わたしは頑張ったんだ。なにもしなかったわけじゃない。失恋したようなものなんだ。相手が好きで、候補にしてもらえるかもしれないと思ったけれどだめだった。だからあきらめた。
 あきらめた……あきらめた結果が今ってわけか。
 いや、違う。違わない。言い方がよくない。失恋した直後に得たボーイフレンドに対して、失恋していなかったら付き合わなかったのかなどと考えてはいけない。そういうことだ。そういうこと。
 思考の焦点がぼやけて、疲れてくる。核心に近づきたいのか、近づきたくないのか分からない。

 そうだ、挨拶だ。
 ぱっと目が開けたように思った。
 今年、いろいろとお世話になりましたと言えばいい。不自然じゃない。単なる、暮れのお礼の挨拶だ。
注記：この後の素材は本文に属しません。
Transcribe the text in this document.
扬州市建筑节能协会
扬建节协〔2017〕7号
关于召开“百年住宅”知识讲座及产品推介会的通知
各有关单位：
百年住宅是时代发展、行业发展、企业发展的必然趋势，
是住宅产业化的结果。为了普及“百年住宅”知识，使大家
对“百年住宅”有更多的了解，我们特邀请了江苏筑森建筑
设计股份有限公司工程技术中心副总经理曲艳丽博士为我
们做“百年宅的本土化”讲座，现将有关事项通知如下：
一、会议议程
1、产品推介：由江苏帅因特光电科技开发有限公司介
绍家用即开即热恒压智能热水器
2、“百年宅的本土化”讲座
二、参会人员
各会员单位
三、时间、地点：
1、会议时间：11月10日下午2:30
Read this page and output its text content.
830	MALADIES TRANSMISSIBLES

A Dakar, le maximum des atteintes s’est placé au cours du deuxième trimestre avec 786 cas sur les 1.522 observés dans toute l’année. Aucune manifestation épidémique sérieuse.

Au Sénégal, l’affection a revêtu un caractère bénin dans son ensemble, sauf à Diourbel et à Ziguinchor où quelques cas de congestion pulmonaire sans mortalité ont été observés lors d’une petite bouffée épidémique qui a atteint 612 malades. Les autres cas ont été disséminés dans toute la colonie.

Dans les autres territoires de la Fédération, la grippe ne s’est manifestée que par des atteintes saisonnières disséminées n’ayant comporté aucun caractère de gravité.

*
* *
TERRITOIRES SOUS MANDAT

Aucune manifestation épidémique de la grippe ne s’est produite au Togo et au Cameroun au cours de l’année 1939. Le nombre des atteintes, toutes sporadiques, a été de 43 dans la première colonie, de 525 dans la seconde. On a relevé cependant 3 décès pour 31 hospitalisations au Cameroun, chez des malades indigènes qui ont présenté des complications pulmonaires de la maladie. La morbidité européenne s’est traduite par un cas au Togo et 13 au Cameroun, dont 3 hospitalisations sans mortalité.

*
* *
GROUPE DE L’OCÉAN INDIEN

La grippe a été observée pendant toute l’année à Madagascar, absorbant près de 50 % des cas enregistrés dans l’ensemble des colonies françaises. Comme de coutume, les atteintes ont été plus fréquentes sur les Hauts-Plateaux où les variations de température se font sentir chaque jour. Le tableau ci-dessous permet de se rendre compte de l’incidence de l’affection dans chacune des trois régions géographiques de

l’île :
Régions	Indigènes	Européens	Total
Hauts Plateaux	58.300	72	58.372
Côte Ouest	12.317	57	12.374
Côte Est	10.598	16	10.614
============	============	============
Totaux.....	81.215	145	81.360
 無いに等しいつながりを、それでもなんとか保っておきたかった。だけど、必要とされないところへわざわざ行き、必要とされていないことを感じさせられるのはもうさすがにつらかった。
 別にいいんだけど、的な気分で行ける体裁が欲しい。
 本心はそう思っていたらしい。
 
 挨拶という体裁を得て、わたしは次の休みに3千円のおせんべいを買い、原宿の事務所へ行った。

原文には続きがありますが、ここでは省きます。